Industry Outlook
The Power of Early
By Dr. Joel Orr, VP and Chief Visionary, Cyon Research Corporation
I am not a designer. Perhaps that is why I have always been awed by the design process, that messy and mysterious string of events by which something is created out of nothing.
When I was younger, I badgered every designer I met to explain to me how design works. "Do you have a formula into which you plug all the requirements?" I demanded. They'd laugh. "We seldom even know all the requirements."
"Well, does your company have a set of check-lists you use?" I persisted. More laughter.
In those pre-Google days, I haunted libraries and bookstores, trying to find something called, "How to Design Anything," or "The Secrets of Design." Nada.
Eventually, it began to dawn on me that "design" was something of a fiction, a category containing only other categories--"design of bumpers"; "design of houses"; "design of integrated circuits"; and so on--but no generic rules.
During this search, I needed a definition. I didn't like any of the ones I found, so I made one up: Design is the ordering and communicating of intention. (I contrasted this with art, which I defined as the directing of attention.)

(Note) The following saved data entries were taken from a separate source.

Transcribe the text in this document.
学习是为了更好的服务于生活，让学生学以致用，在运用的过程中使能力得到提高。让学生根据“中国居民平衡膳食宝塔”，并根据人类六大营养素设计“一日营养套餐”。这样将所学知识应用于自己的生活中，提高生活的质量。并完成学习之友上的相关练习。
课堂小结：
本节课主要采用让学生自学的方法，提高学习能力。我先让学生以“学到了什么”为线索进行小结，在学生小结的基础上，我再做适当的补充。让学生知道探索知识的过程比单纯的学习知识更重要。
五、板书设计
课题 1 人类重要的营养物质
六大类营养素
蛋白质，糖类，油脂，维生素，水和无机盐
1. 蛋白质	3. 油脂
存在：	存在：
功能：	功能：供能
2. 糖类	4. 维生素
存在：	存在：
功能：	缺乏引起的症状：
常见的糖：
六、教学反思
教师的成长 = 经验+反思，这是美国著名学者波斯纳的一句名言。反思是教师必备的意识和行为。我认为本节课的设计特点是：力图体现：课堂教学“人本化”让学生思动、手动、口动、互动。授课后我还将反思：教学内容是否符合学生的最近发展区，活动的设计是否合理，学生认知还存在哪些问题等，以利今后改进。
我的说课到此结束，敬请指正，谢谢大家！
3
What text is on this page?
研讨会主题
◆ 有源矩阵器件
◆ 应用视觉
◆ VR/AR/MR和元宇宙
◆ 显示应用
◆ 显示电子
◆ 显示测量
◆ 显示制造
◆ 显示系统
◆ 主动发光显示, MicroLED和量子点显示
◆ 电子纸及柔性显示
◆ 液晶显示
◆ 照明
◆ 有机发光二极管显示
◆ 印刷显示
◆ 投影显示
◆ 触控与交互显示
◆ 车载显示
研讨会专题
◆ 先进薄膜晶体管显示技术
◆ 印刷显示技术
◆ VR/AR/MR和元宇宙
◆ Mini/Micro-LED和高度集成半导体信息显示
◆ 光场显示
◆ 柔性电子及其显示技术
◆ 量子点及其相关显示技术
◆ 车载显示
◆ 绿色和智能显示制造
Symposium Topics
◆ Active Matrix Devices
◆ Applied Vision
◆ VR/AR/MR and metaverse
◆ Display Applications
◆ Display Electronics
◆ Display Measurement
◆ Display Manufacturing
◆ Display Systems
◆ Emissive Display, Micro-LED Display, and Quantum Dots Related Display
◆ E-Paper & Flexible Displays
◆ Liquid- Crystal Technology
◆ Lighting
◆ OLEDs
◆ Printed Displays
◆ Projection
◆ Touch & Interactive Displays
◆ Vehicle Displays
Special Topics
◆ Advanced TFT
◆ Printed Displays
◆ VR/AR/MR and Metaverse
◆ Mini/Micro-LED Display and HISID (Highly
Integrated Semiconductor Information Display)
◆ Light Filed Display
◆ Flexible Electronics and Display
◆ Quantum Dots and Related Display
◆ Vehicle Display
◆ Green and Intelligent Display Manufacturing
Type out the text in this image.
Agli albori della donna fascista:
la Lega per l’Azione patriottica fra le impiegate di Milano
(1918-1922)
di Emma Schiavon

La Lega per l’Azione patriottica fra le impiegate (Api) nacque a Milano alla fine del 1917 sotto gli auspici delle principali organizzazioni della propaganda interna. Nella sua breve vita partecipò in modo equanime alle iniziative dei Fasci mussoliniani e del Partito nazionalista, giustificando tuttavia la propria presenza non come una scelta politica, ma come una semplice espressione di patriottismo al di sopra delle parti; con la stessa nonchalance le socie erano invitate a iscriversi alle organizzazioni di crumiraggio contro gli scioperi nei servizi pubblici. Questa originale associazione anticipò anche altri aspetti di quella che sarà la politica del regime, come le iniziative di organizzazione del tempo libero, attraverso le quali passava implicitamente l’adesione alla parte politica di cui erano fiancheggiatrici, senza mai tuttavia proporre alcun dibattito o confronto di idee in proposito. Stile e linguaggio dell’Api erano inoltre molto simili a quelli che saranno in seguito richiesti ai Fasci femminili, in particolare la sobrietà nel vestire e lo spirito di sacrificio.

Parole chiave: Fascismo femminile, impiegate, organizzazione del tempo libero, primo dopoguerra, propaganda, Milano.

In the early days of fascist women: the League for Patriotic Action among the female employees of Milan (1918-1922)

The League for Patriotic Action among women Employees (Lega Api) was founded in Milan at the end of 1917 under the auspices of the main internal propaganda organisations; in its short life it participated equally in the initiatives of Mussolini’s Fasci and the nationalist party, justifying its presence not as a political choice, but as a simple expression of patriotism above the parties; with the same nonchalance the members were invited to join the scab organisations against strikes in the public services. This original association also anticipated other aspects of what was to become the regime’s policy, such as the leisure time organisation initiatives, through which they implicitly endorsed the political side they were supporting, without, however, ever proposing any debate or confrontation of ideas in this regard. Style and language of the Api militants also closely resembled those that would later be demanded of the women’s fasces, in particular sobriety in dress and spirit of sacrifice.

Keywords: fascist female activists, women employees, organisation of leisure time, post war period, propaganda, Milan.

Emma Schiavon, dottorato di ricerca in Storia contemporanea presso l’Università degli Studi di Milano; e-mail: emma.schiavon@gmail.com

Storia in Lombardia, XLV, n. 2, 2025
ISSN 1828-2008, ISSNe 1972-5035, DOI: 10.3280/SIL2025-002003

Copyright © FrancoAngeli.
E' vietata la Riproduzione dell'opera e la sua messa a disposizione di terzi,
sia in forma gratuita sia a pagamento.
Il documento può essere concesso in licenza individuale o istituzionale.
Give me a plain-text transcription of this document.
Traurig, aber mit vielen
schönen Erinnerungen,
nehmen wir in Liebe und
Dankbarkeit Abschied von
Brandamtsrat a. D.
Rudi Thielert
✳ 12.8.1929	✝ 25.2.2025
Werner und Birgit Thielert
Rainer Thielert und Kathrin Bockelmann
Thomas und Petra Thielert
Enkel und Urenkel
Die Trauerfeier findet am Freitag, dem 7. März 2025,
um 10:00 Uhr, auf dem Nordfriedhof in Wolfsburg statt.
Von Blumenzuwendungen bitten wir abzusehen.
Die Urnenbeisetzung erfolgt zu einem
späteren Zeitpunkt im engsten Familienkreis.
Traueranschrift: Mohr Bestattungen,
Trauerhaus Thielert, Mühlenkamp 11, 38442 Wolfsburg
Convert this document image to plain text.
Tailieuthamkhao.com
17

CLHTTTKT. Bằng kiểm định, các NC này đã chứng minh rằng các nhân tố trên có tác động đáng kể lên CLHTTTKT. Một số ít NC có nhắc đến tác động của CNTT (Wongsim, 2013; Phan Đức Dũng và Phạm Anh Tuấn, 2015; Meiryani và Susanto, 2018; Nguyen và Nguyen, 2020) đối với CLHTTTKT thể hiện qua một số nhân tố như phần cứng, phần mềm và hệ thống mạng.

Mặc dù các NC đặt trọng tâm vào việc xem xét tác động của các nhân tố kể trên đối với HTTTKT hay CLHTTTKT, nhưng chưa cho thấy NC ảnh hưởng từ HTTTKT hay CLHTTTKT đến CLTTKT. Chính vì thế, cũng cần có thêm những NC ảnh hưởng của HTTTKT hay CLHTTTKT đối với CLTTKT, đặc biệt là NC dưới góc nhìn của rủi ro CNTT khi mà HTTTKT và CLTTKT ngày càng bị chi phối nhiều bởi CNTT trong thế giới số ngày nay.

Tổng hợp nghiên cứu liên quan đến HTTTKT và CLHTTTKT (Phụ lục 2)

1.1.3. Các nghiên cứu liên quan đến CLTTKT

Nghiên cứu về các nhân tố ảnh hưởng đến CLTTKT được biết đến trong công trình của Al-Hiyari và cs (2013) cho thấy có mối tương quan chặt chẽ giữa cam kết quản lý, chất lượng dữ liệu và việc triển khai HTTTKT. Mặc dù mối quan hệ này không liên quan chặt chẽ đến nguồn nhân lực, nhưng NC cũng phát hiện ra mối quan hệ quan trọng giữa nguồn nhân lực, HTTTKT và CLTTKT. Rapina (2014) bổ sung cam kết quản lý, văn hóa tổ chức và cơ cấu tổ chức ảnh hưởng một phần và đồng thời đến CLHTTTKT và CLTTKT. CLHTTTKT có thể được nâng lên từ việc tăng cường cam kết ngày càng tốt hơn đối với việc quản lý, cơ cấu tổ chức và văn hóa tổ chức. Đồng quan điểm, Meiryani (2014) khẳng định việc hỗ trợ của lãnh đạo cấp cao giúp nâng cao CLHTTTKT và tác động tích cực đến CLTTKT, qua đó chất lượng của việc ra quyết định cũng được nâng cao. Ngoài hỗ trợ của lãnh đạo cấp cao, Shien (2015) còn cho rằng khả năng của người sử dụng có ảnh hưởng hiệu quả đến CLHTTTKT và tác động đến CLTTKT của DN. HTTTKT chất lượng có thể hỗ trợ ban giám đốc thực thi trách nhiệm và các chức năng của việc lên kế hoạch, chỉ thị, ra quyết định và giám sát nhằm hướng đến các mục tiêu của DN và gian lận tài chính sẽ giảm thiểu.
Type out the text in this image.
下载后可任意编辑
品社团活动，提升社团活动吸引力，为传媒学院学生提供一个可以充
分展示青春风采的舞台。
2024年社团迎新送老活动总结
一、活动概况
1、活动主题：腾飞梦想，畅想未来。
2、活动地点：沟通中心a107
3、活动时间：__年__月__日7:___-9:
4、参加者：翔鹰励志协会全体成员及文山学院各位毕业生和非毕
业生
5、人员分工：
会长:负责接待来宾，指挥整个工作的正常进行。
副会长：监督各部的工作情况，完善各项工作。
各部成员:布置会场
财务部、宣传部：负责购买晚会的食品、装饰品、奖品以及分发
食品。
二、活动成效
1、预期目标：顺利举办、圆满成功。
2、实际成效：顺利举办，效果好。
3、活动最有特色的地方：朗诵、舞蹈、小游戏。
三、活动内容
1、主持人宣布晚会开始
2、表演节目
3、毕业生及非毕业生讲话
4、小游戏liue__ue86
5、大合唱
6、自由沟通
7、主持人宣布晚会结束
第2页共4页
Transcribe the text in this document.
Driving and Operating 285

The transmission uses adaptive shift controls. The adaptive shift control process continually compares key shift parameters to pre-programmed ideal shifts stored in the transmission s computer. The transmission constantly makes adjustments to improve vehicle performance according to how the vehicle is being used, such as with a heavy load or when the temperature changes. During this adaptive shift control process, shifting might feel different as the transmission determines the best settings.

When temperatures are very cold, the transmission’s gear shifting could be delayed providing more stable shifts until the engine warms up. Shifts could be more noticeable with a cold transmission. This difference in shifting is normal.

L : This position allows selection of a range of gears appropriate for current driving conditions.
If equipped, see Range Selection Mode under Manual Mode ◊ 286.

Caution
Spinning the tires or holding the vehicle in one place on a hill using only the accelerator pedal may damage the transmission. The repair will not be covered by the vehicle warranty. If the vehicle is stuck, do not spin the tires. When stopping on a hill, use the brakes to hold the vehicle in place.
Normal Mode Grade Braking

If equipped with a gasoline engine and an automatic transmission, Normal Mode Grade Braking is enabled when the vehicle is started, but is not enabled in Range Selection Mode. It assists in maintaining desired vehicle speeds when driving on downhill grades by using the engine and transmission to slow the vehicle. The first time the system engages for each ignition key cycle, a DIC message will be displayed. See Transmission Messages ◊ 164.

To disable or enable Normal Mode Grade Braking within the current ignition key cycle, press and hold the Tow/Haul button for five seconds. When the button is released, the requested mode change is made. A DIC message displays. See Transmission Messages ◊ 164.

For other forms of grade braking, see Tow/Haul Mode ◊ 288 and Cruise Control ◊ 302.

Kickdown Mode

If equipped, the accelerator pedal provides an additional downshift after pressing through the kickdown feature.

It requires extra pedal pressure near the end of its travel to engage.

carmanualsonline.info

Like human conception, gestation, and birth, it is a messy process, with imperfectly predictable outcomes.
In business and government, design is usually part of a process leading to manufacturing or construction of something. It begins as an abstract notion, a set of requirements, and leads to something concrete.
It is not deterministic. Given a set of requirements, there is nothing inevitable about the resultant design.
Rather, it is a matter of trial and error--or what my friend, engineering guru Bill Livingston, calls, "SCRBF--short-cycle run-break-fix." He goes on to say, "The only alternative to SCRBF is long-cycle run-break-fix."
Various parts of the design-to-production process have been automated. Computer-aided drafting became for engineers what the typewriter was for secretaries; it was--and generally still is--little more than an outboard motor on a drafting board.
Engineering data management has come a long way, first automating the drawing vault, then the part catalog, configuration management, and more. And Web access has opened these up to remote locations and outsourcing partners.
Project management support, with its PERT, Gantt, and other charts, as well as resource-leveling and time-tracking, is now both sophisticated and cheap. It links to cost accounting and other project functions, often seamlessly.
Computer-aided analysis has eliminated tremendous computational drudgery. Computer-aided manufacturing brought speed and precision to manufacturing.
You get the general idea. Computers have increased the efficiency of engineering and production.
But are we applying them wisely? Consider:
- 80% of the cost of a design-to-production project is determined in the first 5% (time-wise) of the project;
- At the beginning of a project, the designer knows little or nothing about the design, but has complete freedom; by the time the designer learns something about the design, there is very little freedom left to change anything;
- The design is never finished; you just run out of time;
- The cost of fixing a mistake rises exponentially from the beginning of a design project until the design is produced and deployed.
There's a message in these well-known observations, but it is seldom taken to heart. The message is simply that focusing on the earlier part of the process has the potential to yield far greater productivity improvements than anything that can be done in the later stages.
No amount of refinement of production processes can match the potential improvement yielded by a superior design.
And yet--computer-aided design is a myth, a cruel naming joke perpetrated by marketers. All CAD systems do is help the designer create geometry more easily and quickly than before. Nothing in CAD contributes much to the enhancement of the conception of a design.
There have been efforts--one outstanding example is the Altshuller TRIZ methodology promoted by Invention Machine Corporation. Yet it has not seen wide acceptance, despite some amazing customer success stories.
Why is this so? Why does the part of the design-to-production-to-deployment process that has the potential for the greatest improvement through automation get so little attention from both software vendors and users?
Could it be that conception is an inherently private matter? (Someone should tell Hollywood.) Is it that we don't really know what we do when we design, so we can't imagine how to automate even a portion of the process?
Or are we simply afraid of change?
I don't know the answers to these questions. But my daddy taught me, "Measure twice; cut once." The power of automation will now let us "measure twice"--or two million times--in the blink of an eye. I recommend we all devote more thought to the earliest parts of the design process. It is a place from which untold riches of productivity will yet be mined.